As with every crisis so far, today the EU is rewriting the foundational agreement that underpins the monetary union since the Maastricht Treaty. During the euro crisis (2010-2), the new settlement augmented the Maastricht architecture with some further financial integration in the form of the banking union as well as moderate and conditional financial assistance with the creation of the ESM. The latter was made possible by a limited and targeted EU Treaty change, introducing Art. 136. The settlement was economically insufficient and politically destructive. The EMU needs to expand considerably its ability to deliver stabilisation and transfers. However, this cannot be achieved without substantial political changes. European Socialists remain divided on this very issue and without a consensus on the left, a breakthrough is unlikely.

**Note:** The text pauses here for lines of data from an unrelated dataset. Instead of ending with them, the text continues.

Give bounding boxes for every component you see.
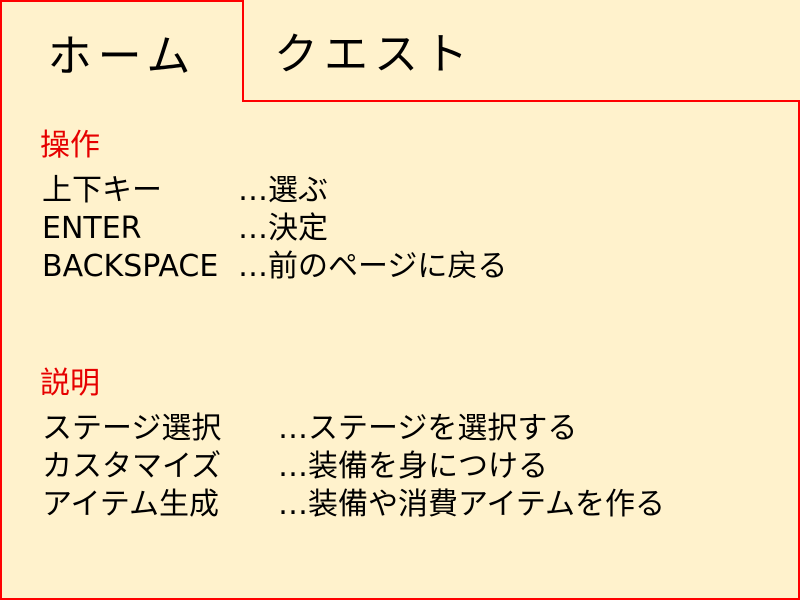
control-desc: …選ぶ: [238, 173, 328, 208]
explanation-key: ステージ選択: [42, 411, 222, 446]
explanation-heading: 説明: [40, 366, 100, 401]
explanation-desc: …装備を身につける: [278, 449, 548, 484]
control-desc: …決定: [238, 211, 328, 246]
tab-home-label: ホーム: [47, 31, 197, 82]
menu-screen: ホーム クエスト 操作 上下キー …選ぶ ENTER …決定 BACKSPACE…: [0, 0, 800, 600]
tab-home[interactable]: ホーム: [0, 0, 244, 102]
explanation-row: アイテム生成 …装備や消費アイテムを作る: [42, 486, 665, 524]
control-row: BACKSPACE …前のページに戻る: [42, 248, 507, 286]
explanation-row: カスタマイズ …装備を身につける: [42, 448, 548, 486]
explanation-row: ステージ選択 …ステージを選択する: [42, 410, 577, 448]
control-row: ENTER …決定: [42, 210, 328, 248]
explanation-desc: …装備や消費アイテムを作る: [278, 487, 665, 522]
explanation-desc: …ステージを選択する: [278, 411, 578, 446]
control-key: ENTER: [42, 211, 142, 246]
control-row: 上下キー …選ぶ: [42, 172, 328, 210]
control-key: BACKSPACE: [42, 249, 219, 284]
control-key: 上下キー: [42, 173, 162, 208]
home-panel: 操作 上下キー …選ぶ ENTER …決定 BACKSPACE …前のページに戻…: [0, 100, 800, 600]
tab-quest[interactable]: クエスト: [244, 0, 484, 100]
control-desc: …前のページに戻る: [238, 249, 508, 284]
explanation-key: カスタマイズ: [42, 449, 222, 484]
explanation-key: アイテム生成: [42, 487, 219, 522]
controls-heading: 操作: [40, 128, 100, 163]
tab-quest-label: クエスト: [274, 29, 474, 80]
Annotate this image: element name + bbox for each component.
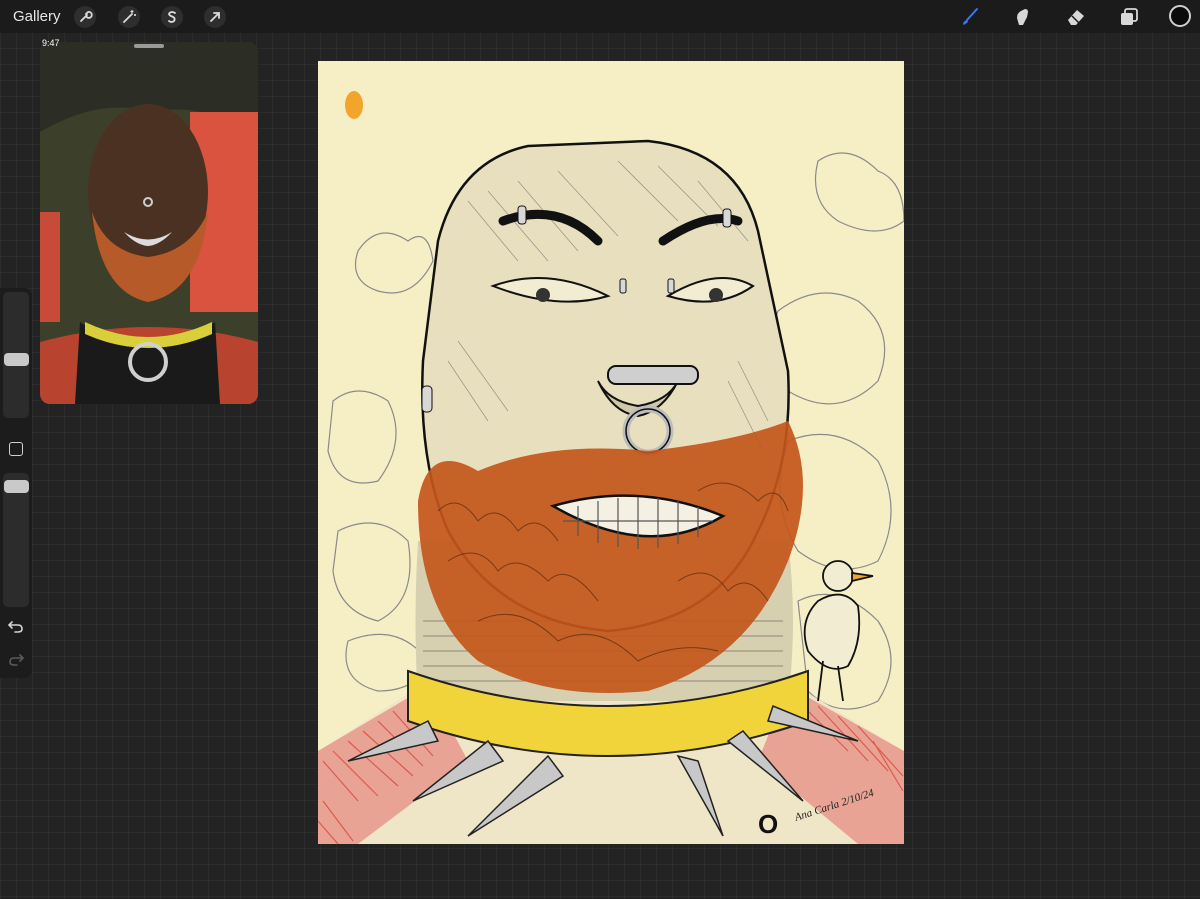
artwork: O Ana Carla 2/10/24 bbox=[318, 91, 904, 844]
reference-drag-handle[interactable] bbox=[134, 44, 164, 48]
reference-window[interactable] bbox=[40, 42, 258, 404]
gallery-button[interactable]: Gallery bbox=[13, 8, 61, 25]
collar-letter: O bbox=[758, 809, 778, 839]
drawing-canvas[interactable]: O Ana Carla 2/10/24 bbox=[318, 61, 904, 844]
brush-opacity-slider[interactable] bbox=[3, 473, 29, 607]
brush-opacity-thumb[interactable] bbox=[4, 480, 29, 493]
selection-s-icon[interactable] bbox=[160, 5, 184, 29]
brush-icon[interactable] bbox=[958, 5, 982, 29]
magic-wand-icon[interactable] bbox=[117, 5, 141, 29]
color-swatch[interactable] bbox=[1169, 5, 1191, 27]
redo-icon[interactable] bbox=[7, 650, 25, 668]
layers-icon[interactable] bbox=[1117, 5, 1141, 29]
sidebar bbox=[0, 288, 32, 678]
brush-size-thumb[interactable] bbox=[4, 353, 29, 366]
reference-photo bbox=[40, 42, 258, 404]
top-toolbar: Gallery bbox=[0, 0, 1200, 33]
wrench-icon[interactable] bbox=[73, 5, 97, 29]
arrow-cursor-icon[interactable] bbox=[203, 5, 227, 29]
undo-icon[interactable] bbox=[7, 617, 25, 635]
smudge-finger-icon[interactable] bbox=[1011, 5, 1035, 29]
eraser-icon[interactable] bbox=[1064, 5, 1088, 29]
modify-square-icon[interactable] bbox=[9, 442, 23, 456]
reference-time: 9:47 bbox=[42, 38, 60, 48]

So far, financial solidarity within the EMU has always come with strong conditionality and a hollowing out of national democracies. This is unsustainable, dangerous and incompatible with progressive values. Furthermore, fiscal transfers and mutualisation can only be agreed and sustained if they are rooted in a new form of European fiscal federalism where the EMU is endowed with taxing, borrowing and spending power under the legitimate and democratic control of the European Parliament. This will undoubtedly require profound reforms of our treaties but this is the level of ambition we should have. Because the single currency will not survive without it.